US Women, Ambitious but Overqualified and Underpaid
Female workers in the US are overqualified in underpaid jobs. Working women with children say they have less career opportunities than their male spouses.
Working
women in the US
say they contribute more to the household than men, when they live as couples.
The difference becomes larger when a couple has children. Women with children
find it more difficult to combine work and family than those without. More
women than men start to work part-time because they want to take care of the
children. Women with children say they have less career opportunities compared
to men with children.
This
picture emerges from an international comparison of the factors influencing
women’s decisions to work, involving 43 countries. The findings are based
on a sample of 345,000 data collected by WageIndicator online surveys in 2008
and the first quarter of 2009 in those 43 countries.

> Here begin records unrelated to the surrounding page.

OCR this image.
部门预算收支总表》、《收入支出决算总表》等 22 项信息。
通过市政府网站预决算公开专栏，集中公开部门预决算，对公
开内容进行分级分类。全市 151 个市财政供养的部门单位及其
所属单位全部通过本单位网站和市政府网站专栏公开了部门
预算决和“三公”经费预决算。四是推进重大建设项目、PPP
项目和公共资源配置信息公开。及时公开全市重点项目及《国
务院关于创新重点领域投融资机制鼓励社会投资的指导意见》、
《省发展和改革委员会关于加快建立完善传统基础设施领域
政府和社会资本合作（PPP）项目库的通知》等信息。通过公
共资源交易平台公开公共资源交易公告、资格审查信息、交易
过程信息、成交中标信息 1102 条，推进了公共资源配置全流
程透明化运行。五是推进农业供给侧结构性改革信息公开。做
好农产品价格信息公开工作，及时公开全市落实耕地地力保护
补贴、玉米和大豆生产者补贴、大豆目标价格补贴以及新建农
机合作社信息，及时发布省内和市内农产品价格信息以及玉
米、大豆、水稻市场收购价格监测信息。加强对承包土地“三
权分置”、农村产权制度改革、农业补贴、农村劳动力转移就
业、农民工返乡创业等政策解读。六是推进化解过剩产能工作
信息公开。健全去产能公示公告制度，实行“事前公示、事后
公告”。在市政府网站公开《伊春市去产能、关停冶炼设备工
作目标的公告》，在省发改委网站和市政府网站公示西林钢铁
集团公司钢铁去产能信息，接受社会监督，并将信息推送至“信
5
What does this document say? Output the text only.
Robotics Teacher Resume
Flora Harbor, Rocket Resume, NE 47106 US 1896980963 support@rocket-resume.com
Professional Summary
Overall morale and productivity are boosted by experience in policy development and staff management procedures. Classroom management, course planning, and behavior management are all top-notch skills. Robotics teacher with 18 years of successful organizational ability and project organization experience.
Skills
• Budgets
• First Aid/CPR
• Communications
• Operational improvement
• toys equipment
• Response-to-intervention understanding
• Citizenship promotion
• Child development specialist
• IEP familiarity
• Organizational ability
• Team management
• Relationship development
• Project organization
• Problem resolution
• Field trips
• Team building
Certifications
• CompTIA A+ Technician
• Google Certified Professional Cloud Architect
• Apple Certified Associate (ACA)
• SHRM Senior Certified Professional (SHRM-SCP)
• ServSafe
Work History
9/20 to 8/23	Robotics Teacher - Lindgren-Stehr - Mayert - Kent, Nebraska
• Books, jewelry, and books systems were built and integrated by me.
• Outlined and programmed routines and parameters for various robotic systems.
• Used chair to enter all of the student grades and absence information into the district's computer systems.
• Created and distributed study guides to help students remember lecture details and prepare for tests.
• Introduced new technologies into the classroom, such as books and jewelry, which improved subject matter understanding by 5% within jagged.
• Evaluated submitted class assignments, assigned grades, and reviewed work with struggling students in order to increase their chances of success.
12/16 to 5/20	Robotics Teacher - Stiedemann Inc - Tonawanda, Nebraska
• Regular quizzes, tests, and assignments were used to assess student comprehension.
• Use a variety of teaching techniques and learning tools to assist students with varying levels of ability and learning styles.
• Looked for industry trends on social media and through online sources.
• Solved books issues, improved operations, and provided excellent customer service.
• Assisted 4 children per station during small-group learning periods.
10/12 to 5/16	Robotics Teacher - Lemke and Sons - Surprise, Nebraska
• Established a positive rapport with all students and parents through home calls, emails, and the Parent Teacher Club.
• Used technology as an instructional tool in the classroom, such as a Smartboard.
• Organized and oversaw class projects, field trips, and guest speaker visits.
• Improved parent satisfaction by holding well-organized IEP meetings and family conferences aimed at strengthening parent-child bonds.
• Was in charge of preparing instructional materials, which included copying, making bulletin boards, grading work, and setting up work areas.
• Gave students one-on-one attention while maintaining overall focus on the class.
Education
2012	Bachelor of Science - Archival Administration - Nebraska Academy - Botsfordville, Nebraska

The data was analyzed by
Income Data Services, the British research partner of WageIndicator, on behalf
of ITUC, the International Trade Union Confederation. The results are published
on March 8, international women’s day.
The
main overall findings of the ITUC-report are that women are as ambitious as men
when it comes to their career. Just as men they find a decent salary and reward
opportunities the most important career drivers. Having children does not
influence these priorities. Yet working women too often are overqualified for
the work they do, whereas men are not. This means that there is a lot of
potential on the labor market that remains untapped because women are
frustrated in their career ambitions. The picture becomes worse still, since
working mothers on the whole are paid less than working women without children.
The burden of household and child care in combination with being underpaid for
the work they do, puts working mothers in a dead-end street.